E’ Stato tortura (l’editoriale di Malacqua)

Molto si è scritto sulla sentenza europea contro l’Italia in merito alle torture avvenute alla scuola Diaz durante il G8.
La sentenza era prevedibile e non sorprende nessuno.
Di certo non sorprende chi quella notte era là e la tortura l’ha subita sul proprio corpo. Pratica di tortura che portò ai fermi ingiustificati nella casa dell’orrore in cui si trasformò quella notte la caserma di Bolzaneto. Pratica di tortura che spezzò un movimento di persone che stava facendo tremare i grandi del mondo assediati dal futuro. Pratica di tortura legalmente autorizzata dai vertici politici dell’epoca. Non servono sentenze per sapere. Lo sa chi c’era, lo sa chi ha cercato la verità negli occhi di chi c’era.
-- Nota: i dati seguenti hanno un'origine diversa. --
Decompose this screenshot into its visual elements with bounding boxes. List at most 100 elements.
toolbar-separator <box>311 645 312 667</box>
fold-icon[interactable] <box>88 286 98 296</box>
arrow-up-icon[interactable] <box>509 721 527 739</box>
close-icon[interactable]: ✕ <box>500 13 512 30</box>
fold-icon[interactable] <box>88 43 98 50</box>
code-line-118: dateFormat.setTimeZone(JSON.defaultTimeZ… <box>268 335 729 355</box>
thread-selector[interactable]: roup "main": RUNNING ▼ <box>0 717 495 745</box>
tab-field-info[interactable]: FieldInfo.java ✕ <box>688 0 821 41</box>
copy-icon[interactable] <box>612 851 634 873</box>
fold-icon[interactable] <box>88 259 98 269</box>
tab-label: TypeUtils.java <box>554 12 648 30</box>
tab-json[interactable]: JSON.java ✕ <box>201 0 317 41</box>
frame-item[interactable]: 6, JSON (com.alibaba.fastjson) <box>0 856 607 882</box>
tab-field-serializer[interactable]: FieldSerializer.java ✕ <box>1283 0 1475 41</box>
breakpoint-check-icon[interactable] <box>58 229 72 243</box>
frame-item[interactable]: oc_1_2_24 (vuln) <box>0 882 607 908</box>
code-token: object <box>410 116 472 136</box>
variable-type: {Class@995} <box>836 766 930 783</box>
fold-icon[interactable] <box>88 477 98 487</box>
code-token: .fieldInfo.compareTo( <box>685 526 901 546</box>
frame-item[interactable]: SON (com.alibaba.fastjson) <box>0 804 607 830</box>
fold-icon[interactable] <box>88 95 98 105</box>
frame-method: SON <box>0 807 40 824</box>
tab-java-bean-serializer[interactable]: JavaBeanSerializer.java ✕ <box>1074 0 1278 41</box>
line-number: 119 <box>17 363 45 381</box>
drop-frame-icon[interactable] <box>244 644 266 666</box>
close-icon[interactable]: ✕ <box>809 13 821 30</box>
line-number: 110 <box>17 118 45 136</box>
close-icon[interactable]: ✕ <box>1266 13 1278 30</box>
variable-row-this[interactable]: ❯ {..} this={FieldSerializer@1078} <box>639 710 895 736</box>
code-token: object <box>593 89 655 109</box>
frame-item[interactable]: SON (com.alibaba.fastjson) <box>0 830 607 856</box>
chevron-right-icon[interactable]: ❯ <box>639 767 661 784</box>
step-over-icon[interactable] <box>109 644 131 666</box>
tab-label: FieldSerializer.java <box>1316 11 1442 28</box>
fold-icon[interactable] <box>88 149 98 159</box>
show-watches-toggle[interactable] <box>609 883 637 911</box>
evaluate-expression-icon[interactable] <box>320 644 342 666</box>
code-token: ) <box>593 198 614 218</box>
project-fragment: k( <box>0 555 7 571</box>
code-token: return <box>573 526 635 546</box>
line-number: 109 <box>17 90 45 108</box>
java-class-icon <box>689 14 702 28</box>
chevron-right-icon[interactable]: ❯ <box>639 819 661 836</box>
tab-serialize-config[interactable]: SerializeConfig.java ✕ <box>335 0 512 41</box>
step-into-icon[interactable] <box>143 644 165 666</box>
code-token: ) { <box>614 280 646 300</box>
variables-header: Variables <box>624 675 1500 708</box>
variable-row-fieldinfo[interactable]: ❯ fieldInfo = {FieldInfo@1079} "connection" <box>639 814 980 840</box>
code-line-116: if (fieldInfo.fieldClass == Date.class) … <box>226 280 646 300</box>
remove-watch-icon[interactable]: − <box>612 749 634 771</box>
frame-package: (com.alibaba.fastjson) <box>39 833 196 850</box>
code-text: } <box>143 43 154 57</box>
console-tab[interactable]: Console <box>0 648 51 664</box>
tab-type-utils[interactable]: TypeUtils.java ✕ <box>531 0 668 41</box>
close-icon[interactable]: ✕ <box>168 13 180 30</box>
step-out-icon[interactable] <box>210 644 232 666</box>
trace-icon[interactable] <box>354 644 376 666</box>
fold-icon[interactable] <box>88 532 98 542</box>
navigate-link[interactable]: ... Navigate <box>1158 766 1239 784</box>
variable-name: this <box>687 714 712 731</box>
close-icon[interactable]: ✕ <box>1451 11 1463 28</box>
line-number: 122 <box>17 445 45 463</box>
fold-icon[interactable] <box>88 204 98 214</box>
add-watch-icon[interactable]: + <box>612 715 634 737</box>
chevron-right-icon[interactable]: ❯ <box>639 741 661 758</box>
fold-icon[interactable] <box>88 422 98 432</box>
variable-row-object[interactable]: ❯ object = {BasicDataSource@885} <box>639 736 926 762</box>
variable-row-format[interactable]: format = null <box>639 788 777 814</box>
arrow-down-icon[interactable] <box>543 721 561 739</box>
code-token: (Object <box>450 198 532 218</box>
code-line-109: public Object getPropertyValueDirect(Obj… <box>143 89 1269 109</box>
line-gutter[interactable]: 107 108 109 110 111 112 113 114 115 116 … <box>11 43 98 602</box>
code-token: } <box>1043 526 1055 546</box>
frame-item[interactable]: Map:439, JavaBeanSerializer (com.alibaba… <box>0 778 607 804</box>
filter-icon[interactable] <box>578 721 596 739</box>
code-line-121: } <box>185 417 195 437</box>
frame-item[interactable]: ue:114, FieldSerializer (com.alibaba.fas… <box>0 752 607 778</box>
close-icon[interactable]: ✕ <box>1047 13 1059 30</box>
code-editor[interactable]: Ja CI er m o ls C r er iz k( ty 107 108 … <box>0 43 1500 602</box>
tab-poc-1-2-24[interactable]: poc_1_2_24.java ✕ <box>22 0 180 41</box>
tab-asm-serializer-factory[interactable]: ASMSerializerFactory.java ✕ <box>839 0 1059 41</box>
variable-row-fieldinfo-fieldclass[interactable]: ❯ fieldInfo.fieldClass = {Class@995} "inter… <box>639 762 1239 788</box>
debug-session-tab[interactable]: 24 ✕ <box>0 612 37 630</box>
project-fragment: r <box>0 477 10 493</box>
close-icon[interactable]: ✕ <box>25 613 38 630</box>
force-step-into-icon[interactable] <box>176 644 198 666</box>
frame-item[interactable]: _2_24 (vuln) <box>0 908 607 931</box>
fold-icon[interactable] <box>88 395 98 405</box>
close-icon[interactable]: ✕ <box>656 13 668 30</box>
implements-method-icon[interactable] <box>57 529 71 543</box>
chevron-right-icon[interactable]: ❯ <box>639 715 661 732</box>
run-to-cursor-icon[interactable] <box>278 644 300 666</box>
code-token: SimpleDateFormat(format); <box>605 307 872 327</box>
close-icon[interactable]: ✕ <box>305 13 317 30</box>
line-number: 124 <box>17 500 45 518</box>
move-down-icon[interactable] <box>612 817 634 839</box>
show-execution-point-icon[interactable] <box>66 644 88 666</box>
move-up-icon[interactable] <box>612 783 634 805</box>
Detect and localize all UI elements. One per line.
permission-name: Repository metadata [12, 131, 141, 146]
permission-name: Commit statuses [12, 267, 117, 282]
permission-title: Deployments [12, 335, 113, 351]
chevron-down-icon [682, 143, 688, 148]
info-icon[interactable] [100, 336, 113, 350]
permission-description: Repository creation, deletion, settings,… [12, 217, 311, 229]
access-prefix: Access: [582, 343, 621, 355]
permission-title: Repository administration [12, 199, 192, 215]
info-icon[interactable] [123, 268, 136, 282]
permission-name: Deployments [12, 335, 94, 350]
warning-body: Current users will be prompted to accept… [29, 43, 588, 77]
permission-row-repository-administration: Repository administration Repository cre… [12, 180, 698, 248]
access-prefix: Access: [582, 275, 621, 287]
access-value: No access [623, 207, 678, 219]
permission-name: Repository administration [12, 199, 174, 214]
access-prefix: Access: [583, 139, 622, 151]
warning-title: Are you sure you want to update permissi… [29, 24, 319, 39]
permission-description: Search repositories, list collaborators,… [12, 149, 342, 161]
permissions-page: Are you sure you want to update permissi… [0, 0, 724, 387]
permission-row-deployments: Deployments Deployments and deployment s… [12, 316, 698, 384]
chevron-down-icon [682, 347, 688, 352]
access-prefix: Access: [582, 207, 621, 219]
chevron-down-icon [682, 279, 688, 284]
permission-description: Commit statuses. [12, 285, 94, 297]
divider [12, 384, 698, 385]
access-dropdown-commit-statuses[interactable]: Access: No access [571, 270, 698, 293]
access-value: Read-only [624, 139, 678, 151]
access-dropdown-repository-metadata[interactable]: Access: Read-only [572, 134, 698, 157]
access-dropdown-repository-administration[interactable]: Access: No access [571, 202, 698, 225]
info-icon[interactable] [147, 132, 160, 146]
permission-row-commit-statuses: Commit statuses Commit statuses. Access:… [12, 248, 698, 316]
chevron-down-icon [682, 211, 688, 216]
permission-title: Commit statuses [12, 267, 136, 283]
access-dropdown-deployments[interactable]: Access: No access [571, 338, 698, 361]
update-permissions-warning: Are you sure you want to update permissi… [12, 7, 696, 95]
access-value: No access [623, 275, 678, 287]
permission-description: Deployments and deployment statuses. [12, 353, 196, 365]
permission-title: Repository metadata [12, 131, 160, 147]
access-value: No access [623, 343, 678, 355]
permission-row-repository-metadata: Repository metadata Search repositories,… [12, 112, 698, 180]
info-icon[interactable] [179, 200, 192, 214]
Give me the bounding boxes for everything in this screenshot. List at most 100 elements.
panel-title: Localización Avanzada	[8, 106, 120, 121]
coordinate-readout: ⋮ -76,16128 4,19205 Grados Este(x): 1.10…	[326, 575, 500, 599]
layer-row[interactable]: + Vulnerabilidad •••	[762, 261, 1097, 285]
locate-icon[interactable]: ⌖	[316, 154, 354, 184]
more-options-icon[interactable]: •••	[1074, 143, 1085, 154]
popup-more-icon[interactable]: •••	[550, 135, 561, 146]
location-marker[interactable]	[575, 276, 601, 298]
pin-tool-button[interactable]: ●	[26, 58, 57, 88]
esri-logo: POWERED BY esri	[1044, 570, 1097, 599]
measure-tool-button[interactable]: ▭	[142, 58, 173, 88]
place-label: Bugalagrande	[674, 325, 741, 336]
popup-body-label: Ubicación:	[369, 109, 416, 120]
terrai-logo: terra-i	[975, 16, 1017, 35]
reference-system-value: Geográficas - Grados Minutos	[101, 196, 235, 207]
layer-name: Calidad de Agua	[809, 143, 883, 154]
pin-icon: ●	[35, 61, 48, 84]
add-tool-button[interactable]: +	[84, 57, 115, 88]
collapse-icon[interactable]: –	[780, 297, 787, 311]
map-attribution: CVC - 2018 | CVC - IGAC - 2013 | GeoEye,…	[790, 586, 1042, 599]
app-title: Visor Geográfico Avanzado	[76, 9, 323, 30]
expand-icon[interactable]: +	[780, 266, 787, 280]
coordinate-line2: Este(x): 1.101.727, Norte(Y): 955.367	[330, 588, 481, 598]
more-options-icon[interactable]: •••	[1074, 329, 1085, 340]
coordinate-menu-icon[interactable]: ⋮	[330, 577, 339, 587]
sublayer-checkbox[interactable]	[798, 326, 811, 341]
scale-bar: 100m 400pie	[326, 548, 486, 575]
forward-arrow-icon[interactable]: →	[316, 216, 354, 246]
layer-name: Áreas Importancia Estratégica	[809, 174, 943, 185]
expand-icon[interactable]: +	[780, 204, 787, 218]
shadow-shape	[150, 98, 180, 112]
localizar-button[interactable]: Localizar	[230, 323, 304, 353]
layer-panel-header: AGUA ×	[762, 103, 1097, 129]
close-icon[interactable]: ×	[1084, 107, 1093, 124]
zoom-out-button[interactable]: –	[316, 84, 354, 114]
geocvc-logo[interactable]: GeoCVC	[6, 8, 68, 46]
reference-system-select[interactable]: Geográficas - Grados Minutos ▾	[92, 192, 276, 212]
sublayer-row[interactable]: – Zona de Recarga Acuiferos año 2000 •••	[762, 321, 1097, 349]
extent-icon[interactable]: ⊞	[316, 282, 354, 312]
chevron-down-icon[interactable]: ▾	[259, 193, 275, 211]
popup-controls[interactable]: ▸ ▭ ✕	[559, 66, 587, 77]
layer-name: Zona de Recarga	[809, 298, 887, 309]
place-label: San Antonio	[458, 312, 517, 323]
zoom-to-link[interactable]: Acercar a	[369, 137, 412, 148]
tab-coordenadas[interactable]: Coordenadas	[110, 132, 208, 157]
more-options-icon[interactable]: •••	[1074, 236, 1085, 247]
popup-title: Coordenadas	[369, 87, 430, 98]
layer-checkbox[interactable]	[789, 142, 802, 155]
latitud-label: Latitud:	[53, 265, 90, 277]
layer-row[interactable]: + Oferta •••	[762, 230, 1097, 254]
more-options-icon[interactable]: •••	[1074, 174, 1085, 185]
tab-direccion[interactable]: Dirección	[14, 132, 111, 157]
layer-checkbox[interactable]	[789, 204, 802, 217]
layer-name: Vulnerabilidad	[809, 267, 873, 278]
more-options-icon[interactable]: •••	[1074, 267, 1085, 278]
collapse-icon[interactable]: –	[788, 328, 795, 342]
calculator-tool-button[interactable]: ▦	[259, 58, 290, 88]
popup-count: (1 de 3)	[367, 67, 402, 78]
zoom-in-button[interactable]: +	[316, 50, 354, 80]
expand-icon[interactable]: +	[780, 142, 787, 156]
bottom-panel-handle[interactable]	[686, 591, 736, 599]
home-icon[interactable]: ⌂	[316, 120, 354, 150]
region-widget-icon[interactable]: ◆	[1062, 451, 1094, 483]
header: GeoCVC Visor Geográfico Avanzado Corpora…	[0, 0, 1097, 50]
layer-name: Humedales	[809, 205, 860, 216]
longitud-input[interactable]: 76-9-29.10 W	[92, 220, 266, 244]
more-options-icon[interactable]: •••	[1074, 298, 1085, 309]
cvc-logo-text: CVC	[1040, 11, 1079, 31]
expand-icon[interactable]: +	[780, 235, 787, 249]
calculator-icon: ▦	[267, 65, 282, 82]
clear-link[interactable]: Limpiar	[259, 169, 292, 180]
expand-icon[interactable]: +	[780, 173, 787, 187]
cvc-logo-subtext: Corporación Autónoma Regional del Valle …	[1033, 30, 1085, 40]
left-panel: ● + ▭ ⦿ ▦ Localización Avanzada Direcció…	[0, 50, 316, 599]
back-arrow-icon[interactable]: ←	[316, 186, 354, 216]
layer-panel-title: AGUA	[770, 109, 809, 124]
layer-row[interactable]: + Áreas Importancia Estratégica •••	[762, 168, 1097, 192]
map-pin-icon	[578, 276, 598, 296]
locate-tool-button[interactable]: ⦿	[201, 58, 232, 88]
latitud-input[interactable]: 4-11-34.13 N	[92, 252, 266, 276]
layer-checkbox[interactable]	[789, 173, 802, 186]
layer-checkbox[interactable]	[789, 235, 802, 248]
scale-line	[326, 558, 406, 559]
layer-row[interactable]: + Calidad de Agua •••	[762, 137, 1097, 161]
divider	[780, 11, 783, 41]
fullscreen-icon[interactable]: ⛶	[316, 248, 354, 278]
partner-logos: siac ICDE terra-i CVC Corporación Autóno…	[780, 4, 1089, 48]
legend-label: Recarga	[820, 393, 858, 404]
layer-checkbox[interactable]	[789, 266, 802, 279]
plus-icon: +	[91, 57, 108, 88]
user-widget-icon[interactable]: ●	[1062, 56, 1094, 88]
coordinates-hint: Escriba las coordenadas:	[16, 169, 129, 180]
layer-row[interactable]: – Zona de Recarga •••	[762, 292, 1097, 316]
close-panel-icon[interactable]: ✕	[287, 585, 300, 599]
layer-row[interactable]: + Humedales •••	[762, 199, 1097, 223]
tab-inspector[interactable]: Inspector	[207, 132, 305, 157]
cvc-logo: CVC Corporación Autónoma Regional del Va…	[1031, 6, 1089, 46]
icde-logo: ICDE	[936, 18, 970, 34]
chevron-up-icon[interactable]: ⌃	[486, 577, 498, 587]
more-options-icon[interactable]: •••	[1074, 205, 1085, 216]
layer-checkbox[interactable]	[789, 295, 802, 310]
Qualche radical chic si meraviglia e si indigna per le parole scritte su facebook da Fabio Tortosa, uno degli agenti che quella maledetta notte compirono il massacro. Il povero Tortosa, dal basso della sua incultura morale e civile, sostiene che rifarebbe tutto, che loro erano nel giusto.
Gli stessi di cui sopra, applaudono alla sospensione del poliziotto-mela marcia, dall’animo cattivo e corrotto. Così si sono rimesse le cose al loro posto; possiamo continuare ad ammirare il lavoro meritorio, onesto e sinceramente democratico delle nostre forze dell’ordine. E’ pur vero che i condannati in via definitiva per il G8 di Genova continuano a occupare incarichi istituzionali; De Gennaro in primis, è il presidente di Finmeccanica, ma questo, si è affrettato a dire Renzi, è necessario per non scontentare gli azionisti.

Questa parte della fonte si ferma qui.